Enlarging solitary cysticercus granulomas

Abstract

Solitary cysticercus granulomas that produce seizures usually measure less than 20 mm in diameter and diminish in size spontaneously. Unlike live cysticercus cysts, they have not been known to increase in size. In a prospective follow-up study of 93 consecutive patients with epilepsy and small solitary lesions (< 20 mm in diameter) enhancing on computerized tomography (CT), 91 were found to have solitary cysticercus granuloma; of these, seven (7.7%) were diagnosed as having an enlarging cysticercus granuloma. Enlarging lesions were defined as those that, on follow-up CT, had increased by more than 50% of their original size but were still less than 20 mm in diameter (Group 1, three patients) or those that had increased to more than 20 mm (Group 2, four patients).

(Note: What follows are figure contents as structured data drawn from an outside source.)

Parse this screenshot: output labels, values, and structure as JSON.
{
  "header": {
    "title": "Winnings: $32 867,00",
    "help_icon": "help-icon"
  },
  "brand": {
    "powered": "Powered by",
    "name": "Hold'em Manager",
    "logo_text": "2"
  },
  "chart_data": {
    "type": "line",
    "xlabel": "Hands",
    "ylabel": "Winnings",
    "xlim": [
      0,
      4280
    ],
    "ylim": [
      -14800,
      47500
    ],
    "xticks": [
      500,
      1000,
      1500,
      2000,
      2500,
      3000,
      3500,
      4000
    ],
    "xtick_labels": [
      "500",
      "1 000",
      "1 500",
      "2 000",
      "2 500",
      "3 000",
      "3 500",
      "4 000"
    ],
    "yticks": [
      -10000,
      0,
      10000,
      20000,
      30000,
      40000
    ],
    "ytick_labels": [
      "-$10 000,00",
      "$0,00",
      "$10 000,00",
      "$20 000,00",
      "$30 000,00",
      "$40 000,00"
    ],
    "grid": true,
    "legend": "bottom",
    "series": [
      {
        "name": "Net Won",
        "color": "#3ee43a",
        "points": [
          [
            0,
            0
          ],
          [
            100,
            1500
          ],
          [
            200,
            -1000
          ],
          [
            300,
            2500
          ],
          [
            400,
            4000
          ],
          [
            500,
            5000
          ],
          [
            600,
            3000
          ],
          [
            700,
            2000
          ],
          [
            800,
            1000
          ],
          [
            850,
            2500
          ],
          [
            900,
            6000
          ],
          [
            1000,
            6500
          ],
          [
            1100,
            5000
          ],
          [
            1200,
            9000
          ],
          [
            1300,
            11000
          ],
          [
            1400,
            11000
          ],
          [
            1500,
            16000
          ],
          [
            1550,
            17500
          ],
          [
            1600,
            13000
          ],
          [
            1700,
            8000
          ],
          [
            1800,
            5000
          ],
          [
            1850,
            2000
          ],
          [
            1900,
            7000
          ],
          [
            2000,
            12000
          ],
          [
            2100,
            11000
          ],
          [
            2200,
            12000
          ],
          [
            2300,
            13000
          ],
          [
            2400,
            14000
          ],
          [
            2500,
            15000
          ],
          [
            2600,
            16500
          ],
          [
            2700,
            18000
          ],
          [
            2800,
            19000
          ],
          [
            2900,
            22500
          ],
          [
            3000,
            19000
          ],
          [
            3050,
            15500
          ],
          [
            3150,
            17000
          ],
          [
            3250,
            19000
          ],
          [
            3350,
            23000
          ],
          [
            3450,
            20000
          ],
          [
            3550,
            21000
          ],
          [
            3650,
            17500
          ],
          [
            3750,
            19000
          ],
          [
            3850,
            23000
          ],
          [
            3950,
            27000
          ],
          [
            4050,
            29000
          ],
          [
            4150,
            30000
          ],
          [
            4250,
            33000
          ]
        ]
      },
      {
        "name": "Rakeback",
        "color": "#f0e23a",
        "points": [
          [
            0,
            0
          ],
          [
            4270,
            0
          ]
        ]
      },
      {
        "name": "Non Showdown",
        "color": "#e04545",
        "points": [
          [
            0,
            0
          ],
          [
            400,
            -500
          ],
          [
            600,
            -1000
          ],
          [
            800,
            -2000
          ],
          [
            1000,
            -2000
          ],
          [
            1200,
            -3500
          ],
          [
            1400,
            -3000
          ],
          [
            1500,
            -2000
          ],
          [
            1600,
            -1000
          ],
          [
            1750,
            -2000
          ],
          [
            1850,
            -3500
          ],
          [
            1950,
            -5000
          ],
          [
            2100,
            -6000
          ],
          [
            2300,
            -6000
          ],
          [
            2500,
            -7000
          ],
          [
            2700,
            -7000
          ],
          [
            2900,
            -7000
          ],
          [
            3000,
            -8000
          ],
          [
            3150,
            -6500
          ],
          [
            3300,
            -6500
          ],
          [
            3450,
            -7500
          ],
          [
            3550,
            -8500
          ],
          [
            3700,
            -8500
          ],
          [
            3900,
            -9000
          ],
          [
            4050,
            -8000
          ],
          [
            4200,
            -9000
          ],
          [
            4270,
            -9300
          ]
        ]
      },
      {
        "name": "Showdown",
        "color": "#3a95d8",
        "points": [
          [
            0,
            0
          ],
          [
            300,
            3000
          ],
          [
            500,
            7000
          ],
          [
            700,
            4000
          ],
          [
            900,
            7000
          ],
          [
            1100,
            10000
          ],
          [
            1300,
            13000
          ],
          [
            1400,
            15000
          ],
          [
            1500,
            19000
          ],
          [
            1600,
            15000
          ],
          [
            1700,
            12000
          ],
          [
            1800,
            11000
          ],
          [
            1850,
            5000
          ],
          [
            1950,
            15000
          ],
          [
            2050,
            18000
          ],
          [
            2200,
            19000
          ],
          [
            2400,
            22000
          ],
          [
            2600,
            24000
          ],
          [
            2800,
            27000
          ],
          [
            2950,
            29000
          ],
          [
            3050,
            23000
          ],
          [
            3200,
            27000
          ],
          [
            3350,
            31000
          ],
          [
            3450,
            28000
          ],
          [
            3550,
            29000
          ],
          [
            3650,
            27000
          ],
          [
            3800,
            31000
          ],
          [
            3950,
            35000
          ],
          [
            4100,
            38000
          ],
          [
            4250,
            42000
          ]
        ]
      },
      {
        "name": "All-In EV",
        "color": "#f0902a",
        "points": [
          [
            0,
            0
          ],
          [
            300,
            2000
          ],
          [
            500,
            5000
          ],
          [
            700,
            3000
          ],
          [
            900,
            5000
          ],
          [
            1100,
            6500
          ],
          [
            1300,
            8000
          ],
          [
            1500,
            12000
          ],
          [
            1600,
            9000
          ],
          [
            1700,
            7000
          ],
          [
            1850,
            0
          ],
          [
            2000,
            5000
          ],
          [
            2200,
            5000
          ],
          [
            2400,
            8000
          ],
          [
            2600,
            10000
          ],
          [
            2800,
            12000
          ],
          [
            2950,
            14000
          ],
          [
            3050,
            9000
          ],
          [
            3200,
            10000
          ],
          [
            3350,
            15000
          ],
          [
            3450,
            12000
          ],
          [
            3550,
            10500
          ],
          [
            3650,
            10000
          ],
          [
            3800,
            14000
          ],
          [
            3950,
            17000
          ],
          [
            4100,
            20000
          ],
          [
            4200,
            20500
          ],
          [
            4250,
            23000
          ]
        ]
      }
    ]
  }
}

Excision biopsy is recommended for Group 2 solitary lesions, regardless of the clinical progression, to eliminate the possibility of other pathologies. However, a trial of albendazole therapy with early CT re-evaluation (within 4 to 6 weeks) may be warranted in those with Group 1 lesions and in selected patients with Group 2 lesions. It is important to recognize the entity of enlarging solitary cysticercus granuloma to avoid mistaking it for a tuberculoma and treating the patient with empiric antituberculous therapy.